José Honorato Lozano was a Filipino painter born in Manila. He is best known as the pioneering practitioner of the art form known as Letras y figuras, in which the letters of a patron's name is composed primarily by contoured arrangements of human figures surrounded by vignettes of scenes in Manila - an art form that may have derived loosely from illuminated manuscripts. Santiago Pilar, an authority on 19th-century paintings, described Lozano's works as "some of the most quaint and endlessly fascinating relics of Filipino culture in Spanish times".
Lozano was the son of a lighthouse keeper at Manila Bay. He grew up in Sampaloc, Manila outside the walled city of Intramuros. A local commentator, Rafael Diaz Arenas, remarked as early as 1850 that Lozano was "a watercolourist without rival". Lozano also painted in the conventional costumbrista tradition as a means of supplying the demand for souvenirs of Manila to foreign visitors.
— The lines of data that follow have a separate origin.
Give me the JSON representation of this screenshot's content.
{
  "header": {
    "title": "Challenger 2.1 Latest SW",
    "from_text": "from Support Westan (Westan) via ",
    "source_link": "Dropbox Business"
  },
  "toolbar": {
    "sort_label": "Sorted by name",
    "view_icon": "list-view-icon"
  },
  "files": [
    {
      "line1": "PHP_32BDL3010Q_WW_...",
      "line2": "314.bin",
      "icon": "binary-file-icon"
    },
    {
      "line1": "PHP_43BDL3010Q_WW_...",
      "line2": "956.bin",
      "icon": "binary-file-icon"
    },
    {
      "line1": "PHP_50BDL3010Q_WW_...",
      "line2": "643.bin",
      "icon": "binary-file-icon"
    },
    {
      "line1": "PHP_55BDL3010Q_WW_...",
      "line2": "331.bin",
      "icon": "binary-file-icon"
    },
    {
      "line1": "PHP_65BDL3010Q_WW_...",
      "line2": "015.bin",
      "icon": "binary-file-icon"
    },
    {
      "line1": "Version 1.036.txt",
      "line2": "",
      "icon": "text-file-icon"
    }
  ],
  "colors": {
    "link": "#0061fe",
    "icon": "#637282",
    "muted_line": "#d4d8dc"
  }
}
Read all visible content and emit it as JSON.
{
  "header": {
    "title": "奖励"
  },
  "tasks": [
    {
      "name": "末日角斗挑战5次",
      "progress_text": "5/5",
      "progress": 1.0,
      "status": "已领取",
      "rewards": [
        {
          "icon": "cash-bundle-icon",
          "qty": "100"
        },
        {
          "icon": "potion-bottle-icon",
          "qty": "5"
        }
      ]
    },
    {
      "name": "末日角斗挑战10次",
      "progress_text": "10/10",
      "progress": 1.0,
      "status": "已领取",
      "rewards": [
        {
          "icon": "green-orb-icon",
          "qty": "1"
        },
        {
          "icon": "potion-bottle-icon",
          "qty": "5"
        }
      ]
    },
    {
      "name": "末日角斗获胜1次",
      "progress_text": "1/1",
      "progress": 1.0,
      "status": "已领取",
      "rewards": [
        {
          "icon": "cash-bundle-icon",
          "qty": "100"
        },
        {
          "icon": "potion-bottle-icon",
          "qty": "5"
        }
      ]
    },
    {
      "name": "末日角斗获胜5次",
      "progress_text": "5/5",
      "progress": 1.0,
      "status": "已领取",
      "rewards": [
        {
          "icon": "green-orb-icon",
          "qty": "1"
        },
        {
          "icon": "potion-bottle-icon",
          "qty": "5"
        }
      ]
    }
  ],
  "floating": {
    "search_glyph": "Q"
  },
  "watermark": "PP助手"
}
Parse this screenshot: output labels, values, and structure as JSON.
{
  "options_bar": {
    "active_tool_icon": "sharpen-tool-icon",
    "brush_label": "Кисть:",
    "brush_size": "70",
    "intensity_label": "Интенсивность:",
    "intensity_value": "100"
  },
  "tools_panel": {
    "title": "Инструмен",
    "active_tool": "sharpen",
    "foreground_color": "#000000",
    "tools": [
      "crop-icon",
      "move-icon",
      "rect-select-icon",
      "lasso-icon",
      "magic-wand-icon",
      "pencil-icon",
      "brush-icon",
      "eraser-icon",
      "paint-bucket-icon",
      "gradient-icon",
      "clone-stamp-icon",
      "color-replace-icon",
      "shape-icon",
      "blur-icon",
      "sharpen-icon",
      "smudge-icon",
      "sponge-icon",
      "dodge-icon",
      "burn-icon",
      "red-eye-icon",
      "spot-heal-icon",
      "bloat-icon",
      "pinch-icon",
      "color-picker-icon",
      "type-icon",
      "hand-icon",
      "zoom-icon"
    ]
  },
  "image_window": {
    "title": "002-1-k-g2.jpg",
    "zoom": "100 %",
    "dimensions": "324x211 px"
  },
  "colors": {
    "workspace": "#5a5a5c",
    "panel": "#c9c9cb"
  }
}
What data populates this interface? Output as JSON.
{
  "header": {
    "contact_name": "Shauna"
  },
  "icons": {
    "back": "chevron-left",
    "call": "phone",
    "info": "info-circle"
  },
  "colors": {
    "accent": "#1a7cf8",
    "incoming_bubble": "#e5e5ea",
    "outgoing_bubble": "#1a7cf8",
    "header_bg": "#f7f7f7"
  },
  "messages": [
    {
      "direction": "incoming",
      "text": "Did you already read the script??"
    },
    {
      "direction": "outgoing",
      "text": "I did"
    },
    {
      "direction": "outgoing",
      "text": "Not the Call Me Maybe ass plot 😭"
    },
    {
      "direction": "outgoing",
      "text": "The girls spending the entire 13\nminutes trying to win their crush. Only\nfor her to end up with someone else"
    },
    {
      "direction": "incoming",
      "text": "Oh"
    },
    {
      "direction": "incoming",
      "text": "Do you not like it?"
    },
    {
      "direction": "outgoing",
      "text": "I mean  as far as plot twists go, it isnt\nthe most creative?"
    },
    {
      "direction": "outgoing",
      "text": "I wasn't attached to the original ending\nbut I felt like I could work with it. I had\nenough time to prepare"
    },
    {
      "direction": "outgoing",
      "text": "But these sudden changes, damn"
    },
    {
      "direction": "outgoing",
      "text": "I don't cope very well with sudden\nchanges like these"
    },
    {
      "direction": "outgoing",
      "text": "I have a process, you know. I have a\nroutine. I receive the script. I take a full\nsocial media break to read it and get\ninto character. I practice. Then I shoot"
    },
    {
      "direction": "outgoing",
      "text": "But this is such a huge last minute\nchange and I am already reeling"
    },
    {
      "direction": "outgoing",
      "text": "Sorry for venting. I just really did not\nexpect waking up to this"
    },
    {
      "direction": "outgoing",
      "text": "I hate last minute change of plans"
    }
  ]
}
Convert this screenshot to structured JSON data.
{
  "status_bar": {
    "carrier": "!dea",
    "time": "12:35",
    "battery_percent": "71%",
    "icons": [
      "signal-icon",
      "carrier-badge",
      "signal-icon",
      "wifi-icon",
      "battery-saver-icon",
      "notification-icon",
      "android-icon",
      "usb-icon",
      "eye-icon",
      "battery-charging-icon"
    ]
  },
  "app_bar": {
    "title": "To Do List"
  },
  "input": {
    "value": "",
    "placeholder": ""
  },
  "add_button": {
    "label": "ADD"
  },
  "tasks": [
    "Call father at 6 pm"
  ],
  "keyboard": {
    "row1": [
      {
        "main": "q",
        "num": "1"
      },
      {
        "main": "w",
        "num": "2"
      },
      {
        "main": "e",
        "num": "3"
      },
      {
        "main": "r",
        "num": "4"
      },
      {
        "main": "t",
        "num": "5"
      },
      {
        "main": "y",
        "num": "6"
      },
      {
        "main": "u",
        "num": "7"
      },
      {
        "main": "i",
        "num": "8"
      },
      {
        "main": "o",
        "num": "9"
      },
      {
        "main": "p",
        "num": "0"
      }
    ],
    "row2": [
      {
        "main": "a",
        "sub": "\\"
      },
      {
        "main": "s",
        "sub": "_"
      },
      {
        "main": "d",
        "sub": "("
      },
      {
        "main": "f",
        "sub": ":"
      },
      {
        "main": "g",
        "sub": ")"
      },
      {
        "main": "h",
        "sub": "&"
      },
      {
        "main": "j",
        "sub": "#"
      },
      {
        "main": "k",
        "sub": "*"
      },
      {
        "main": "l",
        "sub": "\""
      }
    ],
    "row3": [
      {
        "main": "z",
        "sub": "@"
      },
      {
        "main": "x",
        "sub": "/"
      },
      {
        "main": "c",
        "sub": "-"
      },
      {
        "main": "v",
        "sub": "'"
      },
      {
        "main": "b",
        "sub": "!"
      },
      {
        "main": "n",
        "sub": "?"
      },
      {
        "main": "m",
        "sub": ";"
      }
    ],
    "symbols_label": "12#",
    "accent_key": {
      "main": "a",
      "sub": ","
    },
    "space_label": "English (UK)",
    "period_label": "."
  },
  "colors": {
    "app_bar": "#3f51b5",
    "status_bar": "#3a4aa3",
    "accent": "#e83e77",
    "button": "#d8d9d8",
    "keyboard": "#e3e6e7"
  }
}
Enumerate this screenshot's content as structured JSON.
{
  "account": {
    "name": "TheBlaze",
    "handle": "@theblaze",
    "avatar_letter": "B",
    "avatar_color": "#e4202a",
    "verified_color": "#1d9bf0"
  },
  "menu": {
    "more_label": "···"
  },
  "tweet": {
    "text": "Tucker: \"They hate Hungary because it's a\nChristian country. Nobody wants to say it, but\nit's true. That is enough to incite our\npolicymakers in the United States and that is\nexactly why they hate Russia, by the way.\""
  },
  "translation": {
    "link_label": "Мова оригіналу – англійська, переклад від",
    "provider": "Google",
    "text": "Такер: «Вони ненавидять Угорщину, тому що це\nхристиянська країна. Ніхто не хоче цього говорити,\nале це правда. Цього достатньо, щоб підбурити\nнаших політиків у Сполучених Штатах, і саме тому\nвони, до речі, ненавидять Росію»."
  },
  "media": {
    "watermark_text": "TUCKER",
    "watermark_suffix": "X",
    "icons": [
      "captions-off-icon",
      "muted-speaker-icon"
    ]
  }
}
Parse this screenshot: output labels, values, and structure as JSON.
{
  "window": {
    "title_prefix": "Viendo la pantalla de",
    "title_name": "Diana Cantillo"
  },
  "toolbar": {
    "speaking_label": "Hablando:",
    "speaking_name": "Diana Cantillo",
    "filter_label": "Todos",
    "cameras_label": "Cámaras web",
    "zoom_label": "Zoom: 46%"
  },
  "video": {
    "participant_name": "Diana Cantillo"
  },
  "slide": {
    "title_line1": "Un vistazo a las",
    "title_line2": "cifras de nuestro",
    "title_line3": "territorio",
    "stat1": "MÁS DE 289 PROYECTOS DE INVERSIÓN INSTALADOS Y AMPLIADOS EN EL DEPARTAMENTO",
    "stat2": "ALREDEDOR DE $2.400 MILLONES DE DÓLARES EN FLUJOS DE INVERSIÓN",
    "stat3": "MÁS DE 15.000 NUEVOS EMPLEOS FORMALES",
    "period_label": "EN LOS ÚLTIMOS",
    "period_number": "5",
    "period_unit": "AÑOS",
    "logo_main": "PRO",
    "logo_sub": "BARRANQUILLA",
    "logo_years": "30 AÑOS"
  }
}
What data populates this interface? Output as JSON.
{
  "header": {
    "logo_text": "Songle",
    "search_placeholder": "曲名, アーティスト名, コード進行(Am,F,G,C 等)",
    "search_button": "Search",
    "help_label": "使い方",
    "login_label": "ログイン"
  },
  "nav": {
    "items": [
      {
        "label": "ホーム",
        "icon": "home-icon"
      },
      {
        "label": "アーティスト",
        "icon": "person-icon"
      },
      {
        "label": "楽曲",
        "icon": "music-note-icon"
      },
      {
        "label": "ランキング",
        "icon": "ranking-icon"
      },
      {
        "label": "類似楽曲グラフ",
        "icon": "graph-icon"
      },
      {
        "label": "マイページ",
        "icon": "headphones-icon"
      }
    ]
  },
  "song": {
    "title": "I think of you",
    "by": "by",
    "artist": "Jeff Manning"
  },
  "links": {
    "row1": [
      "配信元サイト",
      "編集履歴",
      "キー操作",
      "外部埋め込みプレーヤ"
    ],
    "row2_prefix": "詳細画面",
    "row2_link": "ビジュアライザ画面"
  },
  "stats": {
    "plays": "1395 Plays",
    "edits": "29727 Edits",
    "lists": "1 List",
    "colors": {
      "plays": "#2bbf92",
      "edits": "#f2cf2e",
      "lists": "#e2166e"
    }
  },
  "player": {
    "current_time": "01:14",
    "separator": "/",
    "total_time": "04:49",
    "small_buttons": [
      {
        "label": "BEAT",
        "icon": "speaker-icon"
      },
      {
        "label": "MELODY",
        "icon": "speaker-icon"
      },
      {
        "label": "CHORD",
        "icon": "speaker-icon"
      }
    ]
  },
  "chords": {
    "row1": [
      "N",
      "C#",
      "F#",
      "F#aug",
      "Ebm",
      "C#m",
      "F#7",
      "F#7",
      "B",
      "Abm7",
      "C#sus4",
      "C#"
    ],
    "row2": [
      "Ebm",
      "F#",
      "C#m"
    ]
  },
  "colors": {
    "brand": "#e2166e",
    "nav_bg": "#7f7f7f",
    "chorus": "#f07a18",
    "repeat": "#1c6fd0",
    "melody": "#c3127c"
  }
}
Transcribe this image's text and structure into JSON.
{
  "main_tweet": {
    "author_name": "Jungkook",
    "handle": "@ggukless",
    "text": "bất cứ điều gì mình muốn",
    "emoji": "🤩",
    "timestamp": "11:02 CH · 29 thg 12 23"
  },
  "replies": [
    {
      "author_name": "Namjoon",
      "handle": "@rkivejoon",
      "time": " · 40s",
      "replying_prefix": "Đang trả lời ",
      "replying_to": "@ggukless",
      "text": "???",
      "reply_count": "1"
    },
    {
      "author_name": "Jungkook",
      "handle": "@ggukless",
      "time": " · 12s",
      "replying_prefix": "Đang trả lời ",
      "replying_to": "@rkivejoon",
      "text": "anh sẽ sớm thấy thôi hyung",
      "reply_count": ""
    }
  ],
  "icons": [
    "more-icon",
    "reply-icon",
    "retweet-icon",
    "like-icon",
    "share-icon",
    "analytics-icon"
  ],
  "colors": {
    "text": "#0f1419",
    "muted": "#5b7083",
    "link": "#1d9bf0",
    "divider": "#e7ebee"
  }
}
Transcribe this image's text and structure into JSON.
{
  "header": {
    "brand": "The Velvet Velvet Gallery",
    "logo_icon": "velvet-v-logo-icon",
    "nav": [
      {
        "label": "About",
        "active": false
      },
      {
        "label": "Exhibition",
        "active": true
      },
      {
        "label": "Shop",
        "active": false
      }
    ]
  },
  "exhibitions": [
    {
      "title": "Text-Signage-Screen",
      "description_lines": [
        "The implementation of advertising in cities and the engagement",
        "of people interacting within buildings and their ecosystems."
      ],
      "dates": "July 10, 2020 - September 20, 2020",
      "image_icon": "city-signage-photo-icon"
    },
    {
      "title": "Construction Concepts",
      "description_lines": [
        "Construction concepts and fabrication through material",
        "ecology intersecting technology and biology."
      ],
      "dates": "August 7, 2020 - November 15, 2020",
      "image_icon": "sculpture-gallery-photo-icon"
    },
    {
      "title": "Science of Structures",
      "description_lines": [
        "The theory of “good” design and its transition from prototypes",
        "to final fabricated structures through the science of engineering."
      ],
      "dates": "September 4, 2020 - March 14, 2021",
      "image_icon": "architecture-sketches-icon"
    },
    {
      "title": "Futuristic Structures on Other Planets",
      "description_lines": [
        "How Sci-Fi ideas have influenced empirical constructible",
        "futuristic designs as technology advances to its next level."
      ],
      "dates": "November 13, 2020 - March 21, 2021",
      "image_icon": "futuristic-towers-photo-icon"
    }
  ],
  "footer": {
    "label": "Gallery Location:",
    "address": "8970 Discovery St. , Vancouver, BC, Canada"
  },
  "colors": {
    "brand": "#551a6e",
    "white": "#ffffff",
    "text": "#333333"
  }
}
He also painted in oils and the Spanish government commissioned him to depict episodes from the history of the colony to be displayed during a fiesta in the district of Santa Cruz, Manila in 1848.
José Maria A. Cariño, author of José Honorato Lozano: Filipinas 1847, surmises that Lozano may have been trained by Chinese painters or Filipino painters skilled in Chinese painting techniques.
A folio of Lozano's watercolors surfaced in a 1995 episode of Antiques Roadshow with appraiser Peter Nahum. The album had been commissioned by Emile Nyssens, and was sold at Christie's in 1995 for 265,000 British pounds; and a Spanish marquesa by another--not unless there were two or three separate albums floating around in Europe. But that folio appraised by Nahum went on to sell for GBP240,000 at a later auction.
In September 2016, an extremely rare set of 12 watercolors by Lozano, originally in the possession of a Spanish marquess, was offered at auction in Manila with a starting bid of ₱5 million.